MARCH 20, 2021
ATLANTA, GEORGIA — After a week of pain, fear and mourning, Georgia’s capital city hosted a downtown march and rally on Saturday to protest the killing of eight people, six of them women of Asian descent, by a gunman who targeted three Atlanta-area massage businesses.
Hundreds of activists chanted, “Stop Asian hate,” as they departed Woodruff Park in downtown Atlanta, bound for the State Capitol, where they would link up with hundreds more for a rally in the wake of a shooting spree that left eight people dead.
The roaming demonstration kicked off after a series of speeches and tracked along downtown sidewalks, past movie sets and the transit station.
Bobbing picket signs and using megaphones, activists shouted messages like, “Asians are not a virus.”
The protest was being billed as a #StopAsianHate event that would allow people to “come together to grieve, heal and support.”
Around 1:30 p.m., the crowd from Woodruff Park joined hundreds of people gathered in Liberty Plaza, in the shadow of Georgia’s Gold Dome.
State Representative Bee Nguyen, the first Vietnamese-American to be elected to the Georgia legislature, lamented on Saturday that the victims of the shootings “had no one in their community to watch their back, and we are left with deep rage and grief and sorrow.” Lawmakers, she said, must enact changes to ensure that such a tragedy is never repeated.
Senator Raphael Warnock said, “We need reasonable gun reform.” He added that stronger hate crime laws were needed.
Senator Jon Ossoff echoed those sentiments, adding, “Let’s build a state and a nation where you can register to vote the day of an election, but you can’t buy a gun the day you plan to kill.”

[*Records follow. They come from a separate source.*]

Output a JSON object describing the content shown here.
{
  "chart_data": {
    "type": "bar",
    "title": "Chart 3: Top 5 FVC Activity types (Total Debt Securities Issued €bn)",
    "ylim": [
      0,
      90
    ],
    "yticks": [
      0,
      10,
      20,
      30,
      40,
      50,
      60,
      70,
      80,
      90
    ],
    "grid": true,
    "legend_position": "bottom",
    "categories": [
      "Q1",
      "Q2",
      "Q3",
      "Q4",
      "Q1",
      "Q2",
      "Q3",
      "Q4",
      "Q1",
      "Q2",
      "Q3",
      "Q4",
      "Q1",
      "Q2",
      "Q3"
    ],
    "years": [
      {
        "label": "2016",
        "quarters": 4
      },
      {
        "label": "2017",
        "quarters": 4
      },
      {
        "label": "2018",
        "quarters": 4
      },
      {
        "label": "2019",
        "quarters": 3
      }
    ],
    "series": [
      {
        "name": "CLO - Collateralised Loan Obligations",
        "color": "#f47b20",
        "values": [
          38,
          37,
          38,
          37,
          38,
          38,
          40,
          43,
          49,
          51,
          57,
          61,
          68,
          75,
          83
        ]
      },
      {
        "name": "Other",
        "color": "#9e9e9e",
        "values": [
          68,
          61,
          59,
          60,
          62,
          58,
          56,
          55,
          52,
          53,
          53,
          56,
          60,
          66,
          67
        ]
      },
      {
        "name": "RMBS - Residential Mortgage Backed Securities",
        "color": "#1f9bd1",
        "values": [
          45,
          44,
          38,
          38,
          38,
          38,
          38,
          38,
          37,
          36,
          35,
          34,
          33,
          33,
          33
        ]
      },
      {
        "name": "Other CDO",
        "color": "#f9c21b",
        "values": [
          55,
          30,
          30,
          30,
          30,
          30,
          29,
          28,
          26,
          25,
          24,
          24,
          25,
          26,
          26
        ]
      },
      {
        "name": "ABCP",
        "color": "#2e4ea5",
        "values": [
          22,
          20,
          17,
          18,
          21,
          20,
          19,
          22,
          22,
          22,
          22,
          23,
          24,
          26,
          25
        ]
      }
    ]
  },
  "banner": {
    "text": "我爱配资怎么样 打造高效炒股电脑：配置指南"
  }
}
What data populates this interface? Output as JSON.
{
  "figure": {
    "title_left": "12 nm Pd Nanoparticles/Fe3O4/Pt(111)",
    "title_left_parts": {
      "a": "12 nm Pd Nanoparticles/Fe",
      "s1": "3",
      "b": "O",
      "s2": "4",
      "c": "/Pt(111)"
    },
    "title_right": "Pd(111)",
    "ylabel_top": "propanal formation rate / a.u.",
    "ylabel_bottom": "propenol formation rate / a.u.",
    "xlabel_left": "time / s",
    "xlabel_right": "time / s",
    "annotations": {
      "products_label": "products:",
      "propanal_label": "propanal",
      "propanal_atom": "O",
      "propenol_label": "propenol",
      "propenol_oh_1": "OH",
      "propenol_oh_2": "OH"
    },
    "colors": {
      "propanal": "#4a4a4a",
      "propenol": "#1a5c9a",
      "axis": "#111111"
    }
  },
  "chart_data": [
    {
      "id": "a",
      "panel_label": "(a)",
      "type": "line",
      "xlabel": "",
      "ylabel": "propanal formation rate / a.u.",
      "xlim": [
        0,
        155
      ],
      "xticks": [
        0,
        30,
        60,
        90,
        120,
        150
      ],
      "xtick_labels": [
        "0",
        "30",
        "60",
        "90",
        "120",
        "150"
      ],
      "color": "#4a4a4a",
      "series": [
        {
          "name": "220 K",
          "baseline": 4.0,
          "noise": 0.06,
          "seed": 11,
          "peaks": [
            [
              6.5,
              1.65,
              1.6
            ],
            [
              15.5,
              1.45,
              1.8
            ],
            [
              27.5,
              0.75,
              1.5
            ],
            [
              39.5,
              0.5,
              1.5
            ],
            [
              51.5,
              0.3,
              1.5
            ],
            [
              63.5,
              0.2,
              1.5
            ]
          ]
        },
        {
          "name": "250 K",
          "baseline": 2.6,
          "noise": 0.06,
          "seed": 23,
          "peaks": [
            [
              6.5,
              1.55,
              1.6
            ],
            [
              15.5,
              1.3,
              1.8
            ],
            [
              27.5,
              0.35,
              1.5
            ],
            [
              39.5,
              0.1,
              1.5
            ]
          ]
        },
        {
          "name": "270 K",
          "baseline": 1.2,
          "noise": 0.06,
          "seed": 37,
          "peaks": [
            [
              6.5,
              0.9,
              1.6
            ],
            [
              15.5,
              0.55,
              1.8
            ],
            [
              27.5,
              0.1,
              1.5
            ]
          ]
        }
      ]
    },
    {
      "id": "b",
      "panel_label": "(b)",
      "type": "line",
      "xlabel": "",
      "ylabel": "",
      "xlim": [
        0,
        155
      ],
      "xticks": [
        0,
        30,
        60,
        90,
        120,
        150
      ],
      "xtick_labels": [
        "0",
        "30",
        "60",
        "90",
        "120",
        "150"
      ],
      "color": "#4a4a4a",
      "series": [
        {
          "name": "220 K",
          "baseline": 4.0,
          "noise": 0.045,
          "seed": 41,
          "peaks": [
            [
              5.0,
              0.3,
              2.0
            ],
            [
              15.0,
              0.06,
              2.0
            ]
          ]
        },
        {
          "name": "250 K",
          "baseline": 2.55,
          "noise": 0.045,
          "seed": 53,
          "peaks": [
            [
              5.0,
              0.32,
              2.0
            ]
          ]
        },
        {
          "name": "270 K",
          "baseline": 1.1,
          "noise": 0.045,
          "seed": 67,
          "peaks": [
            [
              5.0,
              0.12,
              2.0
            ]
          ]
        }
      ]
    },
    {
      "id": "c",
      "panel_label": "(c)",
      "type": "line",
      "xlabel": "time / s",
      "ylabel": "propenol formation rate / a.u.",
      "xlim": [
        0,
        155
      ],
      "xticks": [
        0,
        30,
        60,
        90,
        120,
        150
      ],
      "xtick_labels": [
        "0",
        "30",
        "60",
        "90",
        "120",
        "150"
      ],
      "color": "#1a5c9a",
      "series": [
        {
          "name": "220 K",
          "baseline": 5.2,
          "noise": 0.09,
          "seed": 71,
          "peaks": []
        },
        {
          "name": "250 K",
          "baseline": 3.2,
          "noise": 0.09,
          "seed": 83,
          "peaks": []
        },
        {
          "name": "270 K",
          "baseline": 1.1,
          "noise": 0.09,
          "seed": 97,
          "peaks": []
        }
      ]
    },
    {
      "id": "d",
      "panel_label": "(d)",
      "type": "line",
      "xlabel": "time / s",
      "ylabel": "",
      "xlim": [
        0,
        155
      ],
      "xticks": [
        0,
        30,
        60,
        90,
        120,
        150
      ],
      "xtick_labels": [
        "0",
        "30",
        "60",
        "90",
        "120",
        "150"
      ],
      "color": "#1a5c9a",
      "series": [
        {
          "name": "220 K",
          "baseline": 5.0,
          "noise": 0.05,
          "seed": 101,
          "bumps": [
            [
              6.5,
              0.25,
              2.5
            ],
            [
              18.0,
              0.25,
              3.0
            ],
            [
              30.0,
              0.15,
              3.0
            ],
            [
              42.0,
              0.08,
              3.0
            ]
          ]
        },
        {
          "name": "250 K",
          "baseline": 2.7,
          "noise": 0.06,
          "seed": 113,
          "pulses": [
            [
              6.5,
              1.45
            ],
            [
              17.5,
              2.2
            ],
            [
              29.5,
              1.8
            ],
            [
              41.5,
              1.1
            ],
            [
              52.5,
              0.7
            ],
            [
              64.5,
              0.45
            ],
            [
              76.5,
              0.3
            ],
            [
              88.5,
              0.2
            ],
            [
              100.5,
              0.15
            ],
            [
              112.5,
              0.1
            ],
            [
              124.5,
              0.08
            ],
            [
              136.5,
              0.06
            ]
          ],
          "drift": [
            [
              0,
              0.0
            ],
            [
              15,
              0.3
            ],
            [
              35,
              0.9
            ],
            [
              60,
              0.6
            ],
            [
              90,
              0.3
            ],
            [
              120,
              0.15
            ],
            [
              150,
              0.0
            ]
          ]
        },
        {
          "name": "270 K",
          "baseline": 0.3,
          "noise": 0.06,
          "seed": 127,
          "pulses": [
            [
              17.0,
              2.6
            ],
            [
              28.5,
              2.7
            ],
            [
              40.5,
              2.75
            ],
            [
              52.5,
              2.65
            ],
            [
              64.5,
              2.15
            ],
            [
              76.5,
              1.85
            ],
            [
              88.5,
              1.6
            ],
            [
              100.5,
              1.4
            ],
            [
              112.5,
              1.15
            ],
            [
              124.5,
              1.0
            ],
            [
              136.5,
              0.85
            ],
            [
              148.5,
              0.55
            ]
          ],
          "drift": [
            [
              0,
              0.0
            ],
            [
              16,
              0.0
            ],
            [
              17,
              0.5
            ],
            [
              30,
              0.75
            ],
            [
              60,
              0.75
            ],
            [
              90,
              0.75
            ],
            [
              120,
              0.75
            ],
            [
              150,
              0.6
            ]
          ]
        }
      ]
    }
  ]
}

The protest comes a day after President Biden and Vice President Kamala Harris visited with Asian-American community leaders in a city that is still reeling after the Tuesday attacks. “We were reminded, yet again, that the crises we face are many — that the foes we face are many,” Ms. Harris said in a speech after the meeting on Friday.

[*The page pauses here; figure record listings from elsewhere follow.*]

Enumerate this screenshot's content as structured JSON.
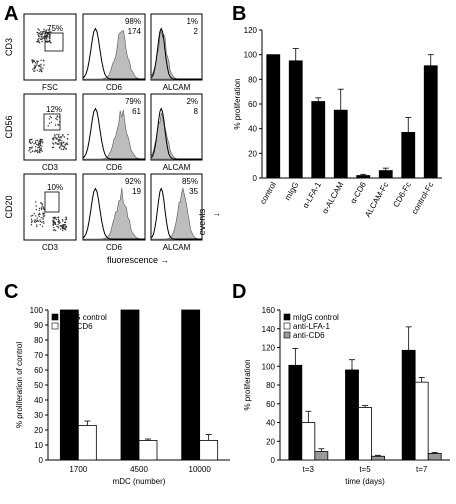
{
  "panel_letters": [
    "A",
    "B",
    "C",
    "D"
  ],
  "panel_a": {
    "rows": [
      {
        "y_label": "CD3",
        "dot_x_label": "FSC",
        "dot_pct": "75%",
        "cd6": {
          "pct": "98%",
          "mfi": "174"
        },
        "alcam": {
          "pct": "1%",
          "mfi": "2"
        }
      },
      {
        "y_label": "CD56",
        "dot_x_label": "CD3",
        "dot_pct": "12%",
        "cd6": {
          "pct": "79%",
          "mfi": "61"
        },
        "alcam": {
          "pct": "2%",
          "mfi": "8"
        }
      },
      {
        "y_label": "CD20",
        "dot_x_label": "CD3",
        "dot_pct": "10%",
        "cd6": {
          "pct": "92%",
          "mfi": "19"
        },
        "alcam": {
          "pct": "85%",
          "mfi": "35"
        }
      }
    ],
    "hist_labels": [
      "CD6",
      "ALCAM"
    ],
    "events_label": "events",
    "fluorescence_label": "fluorescence"
  },
  "chart_data": [
    {
      "panel": "B",
      "type": "bar",
      "categories": [
        "control",
        "mIgG",
        "α-LFA-1",
        "α-ALCAM",
        "α-CD6",
        "ALCAM-Fc",
        "CD6-Fc",
        "control-Fc"
      ],
      "values": [
        100,
        95,
        62,
        55,
        2,
        6,
        37,
        91
      ],
      "errors": [
        0,
        10,
        3,
        17,
        1,
        2,
        12,
        9
      ],
      "ylabel": "% proliferation",
      "ylim": [
        0,
        120
      ],
      "yticks": [
        0,
        20,
        40,
        60,
        80,
        100,
        120
      ],
      "colors": {
        "bar": "#000000"
      }
    },
    {
      "panel": "C",
      "type": "bar",
      "categories": [
        "1700",
        "4500",
        "10000"
      ],
      "series": [
        {
          "name": "mIgG control",
          "values": [
            100,
            100,
            100
          ],
          "errors": [
            0,
            0,
            0
          ],
          "color": "#000000"
        },
        {
          "name": "anti-CD6",
          "values": [
            23,
            13,
            13
          ],
          "errors": [
            3,
            1,
            4
          ],
          "color": "#ffffff"
        }
      ],
      "xlabel": "mDC (number)",
      "ylabel": "% proliferation of control",
      "ylim": [
        0,
        100
      ],
      "yticks": [
        0,
        10,
        20,
        30,
        40,
        50,
        60,
        70,
        80,
        90,
        100
      ],
      "legend_position": "top-left"
    },
    {
      "panel": "D",
      "type": "bar",
      "categories": [
        "t=3",
        "t=5",
        "t=7"
      ],
      "series": [
        {
          "name": "mIgG control",
          "values": [
            101,
            96,
            117
          ],
          "errors": [
            18,
            11,
            25
          ],
          "color": "#000000"
        },
        {
          "name": "anti-LFA-1",
          "values": [
            40,
            56,
            83
          ],
          "errors": [
            12,
            2,
            5
          ],
          "color": "#ffffff"
        },
        {
          "name": "anti-CD6",
          "values": [
            9,
            4,
            7
          ],
          "errors": [
            3,
            1,
            1
          ],
          "color": "#999999"
        }
      ],
      "xlabel": "time (days)",
      "ylabel": "% proliferation",
      "ylim": [
        0,
        160
      ],
      "yticks": [
        0,
        20,
        40,
        60,
        80,
        100,
        120,
        140,
        160
      ],
      "legend_position": "top-left"
    }
  ]
}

She added: “Racism is real in America and it has always been. Xenophobia is real in America, and always has been. Sexism, too.”

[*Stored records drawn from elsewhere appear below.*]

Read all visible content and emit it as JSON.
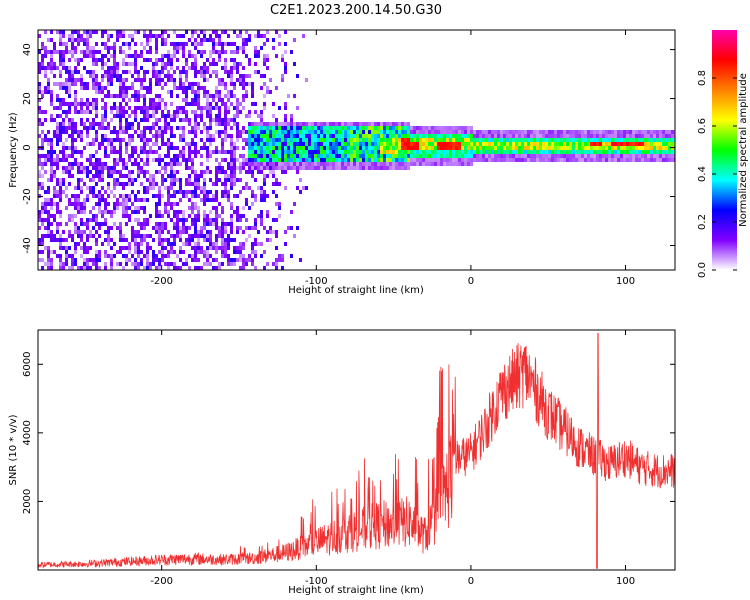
{
  "title": "C2E1.2023.200.14.50.G30",
  "chart_data": [
    {
      "type": "heatmap",
      "xlabel": "Height of straight line (km)",
      "ylabel": "Frequency (Hz)",
      "xlim": [
        -280,
        132
      ],
      "ylim": [
        -50,
        48
      ],
      "xticks": [
        -200,
        -100,
        0,
        100
      ],
      "xtick_labels": [
        "-200",
        "-100",
        "0",
        "100"
      ],
      "yticks": [
        -40,
        -20,
        0,
        20,
        40
      ],
      "ytick_labels": [
        "-40",
        "-20",
        "0",
        "20",
        "40"
      ],
      "grid": false,
      "colorbar": {
        "label": "Normalized spectral amplitude",
        "range": [
          0,
          1
        ],
        "ticks": [
          0,
          0.2,
          0.4,
          0.6,
          0.8
        ],
        "tick_labels": [
          "0.0",
          "0.2",
          "0.4",
          "0.6",
          "0.8"
        ],
        "colors": [
          "#ffffff",
          "#8000ff",
          "#0000ff",
          "#00ffff",
          "#00ff00",
          "#ffff00",
          "#ff8000",
          "#ff0000",
          "#ff00aa"
        ]
      },
      "features": {
        "noise_region_x": [
          -280,
          -120
        ],
        "signal_band_x": [
          -145,
          132
        ],
        "signal_band_center_hz": 1
      }
    },
    {
      "type": "line",
      "xlabel": "Height of straight line (km)",
      "ylabel": "SNR (10 * v/v)",
      "xlim": [
        -280,
        132
      ],
      "ylim": [
        0,
        7000
      ],
      "xticks": [
        -200,
        -100,
        0,
        100
      ],
      "xtick_labels": [
        "-200",
        "-100",
        "0",
        "100"
      ],
      "yticks": [
        2000,
        4000,
        6000
      ],
      "ytick_labels": [
        "2000",
        "4000",
        "6000"
      ],
      "grid": false,
      "color": "#f03030",
      "x": [
        -280,
        -250,
        -220,
        -200,
        -180,
        -160,
        -140,
        -120,
        -100,
        -80,
        -60,
        -40,
        -30,
        -20,
        -10,
        0,
        10,
        20,
        30,
        35,
        40,
        50,
        60,
        70,
        80,
        90,
        100,
        110,
        120,
        132
      ],
      "y": [
        150,
        180,
        250,
        300,
        330,
        300,
        350,
        500,
        800,
        1100,
        1300,
        1400,
        1000,
        1800,
        3200,
        3400,
        4200,
        5200,
        5600,
        5800,
        5400,
        4600,
        4100,
        3600,
        3300,
        3100,
        3300,
        3000,
        2900,
        2900
      ]
    }
  ]
}
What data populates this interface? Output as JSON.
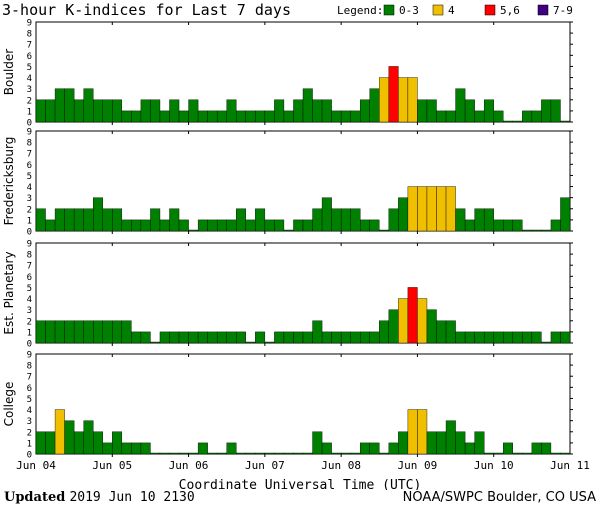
{
  "chart_data": {
    "type": "bar",
    "title": "3-hour K-indices for Last 7 days",
    "xlabel": "Coordinate Universal Time (UTC)",
    "ylim": [
      0,
      9
    ],
    "yticks": [
      "0",
      "1",
      "2",
      "3",
      "4",
      "5",
      "6",
      "7",
      "8",
      "9"
    ],
    "xticks": [
      "Jun 04",
      "Jun 05",
      "Jun 06",
      "Jun 07",
      "Jun 08",
      "Jun 09",
      "Jun 10",
      "Jun 11"
    ],
    "legend": {
      "title": "Legend:",
      "placement": "top-right",
      "items": [
        {
          "label": "0-3",
          "color": "#008000"
        },
        {
          "label": "4",
          "color": "#f0c000"
        },
        {
          "label": "5,6",
          "color": "#ff0000"
        },
        {
          "label": "7-9",
          "color": "#400080"
        }
      ]
    },
    "panels": [
      {
        "name": "Boulder",
        "values": [
          2,
          2,
          3,
          3,
          2,
          3,
          2,
          2,
          2,
          1,
          1,
          2,
          2,
          1,
          2,
          1,
          2,
          1,
          1,
          1,
          2,
          1,
          1,
          1,
          1,
          2,
          1,
          2,
          3,
          2,
          2,
          1,
          1,
          1,
          2,
          3,
          4,
          5,
          4,
          4,
          2,
          2,
          1,
          1,
          3,
          2,
          1,
          2,
          1,
          0,
          0,
          1,
          1,
          2,
          2,
          0
        ]
      },
      {
        "name": "Fredericksburg",
        "values": [
          2,
          1,
          2,
          2,
          2,
          2,
          3,
          2,
          2,
          1,
          1,
          1,
          2,
          1,
          2,
          1,
          0,
          1,
          1,
          1,
          1,
          2,
          1,
          2,
          1,
          1,
          0,
          1,
          1,
          2,
          3,
          2,
          2,
          2,
          1,
          1,
          0,
          2,
          3,
          4,
          4,
          4,
          4,
          4,
          2,
          1,
          2,
          2,
          1,
          1,
          1,
          0,
          0,
          0,
          1,
          3,
          2,
          2,
          0
        ]
      },
      {
        "name": "Est. Planetary",
        "values": [
          2,
          2,
          2,
          2,
          2,
          2,
          2,
          2,
          2,
          2,
          1,
          1,
          0,
          1,
          1,
          1,
          1,
          1,
          1,
          1,
          1,
          1,
          0,
          1,
          0,
          1,
          1,
          1,
          1,
          2,
          1,
          1,
          1,
          1,
          1,
          1,
          2,
          3,
          4,
          5,
          4,
          3,
          2,
          2,
          1,
          1,
          1,
          1,
          1,
          1,
          1,
          1,
          1,
          0,
          1,
          1,
          1,
          1,
          0
        ]
      },
      {
        "name": "College",
        "values": [
          2,
          2,
          4,
          3,
          2,
          3,
          2,
          1,
          2,
          1,
          1,
          1,
          0,
          0,
          0,
          0,
          0,
          1,
          0,
          0,
          1,
          0,
          0,
          0,
          0,
          0,
          0,
          0,
          0,
          2,
          1,
          0,
          0,
          0,
          1,
          1,
          0,
          1,
          2,
          4,
          4,
          2,
          2,
          3,
          2,
          1,
          2,
          0,
          0,
          1,
          0,
          0,
          1,
          1,
          0,
          0,
          0,
          0,
          0,
          0
        ]
      }
    ],
    "grid": false
  },
  "footer": {
    "updated_label": "Updated",
    "updated_time": "2019 Jun 10 2130",
    "credit": "NOAA/SWPC Boulder, CO USA"
  }
}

Mr. Biden noted that the investigation into the attack was ongoing, and that he and Ms. Harris were being “regularly updated” by Attorney General Merrick B. Garland and Christopher A. Wray, the director of the Federal Bureau of Investigation.
“Whatever the motivation, we know this: Too many Asian-Americans have been walking up and down the streets and worrying, waking up each morning the past year feeling their safety and the safety of their loved ones are at stake,” Mr. Biden said in his own remarks.
The shooting suspect, Robert Aaron Long, a 21-year-old white man, was captured by law enforcement in South Georgia on Tuesday night, a few hours after the attacks. The police said he told them he had not been motivated by racial animus, but rather by a sex addiction, and that he chose targets at the massage parlors to eliminate temptation. But the killings, which come after a wave of violence directed at Asian-Americans nationwide, have been viewed by many as an act of racism.
Mr. Long, from the Atlanta suburb of Woodstock, Ga., remains in custody and has been charged with eight counts of murder and one count of aggravated assault.
Mr. Long, who is not married, was a longtime member of a conservative Baptist church that prohibited sex outside of marriage. He had checked into a rehab clinic for self-described sexual addiction but continued to struggle. A man who was his roommate in a halfway house from August 2019 until early 2020 said that Mr. Long admitted that he continued to visit massage parlors for sex.
The Atlanta police said that Mr. Long had been a customer at two of the spas he later attacked, though it was not clear whether he sought anything more than a massage at the two businesses.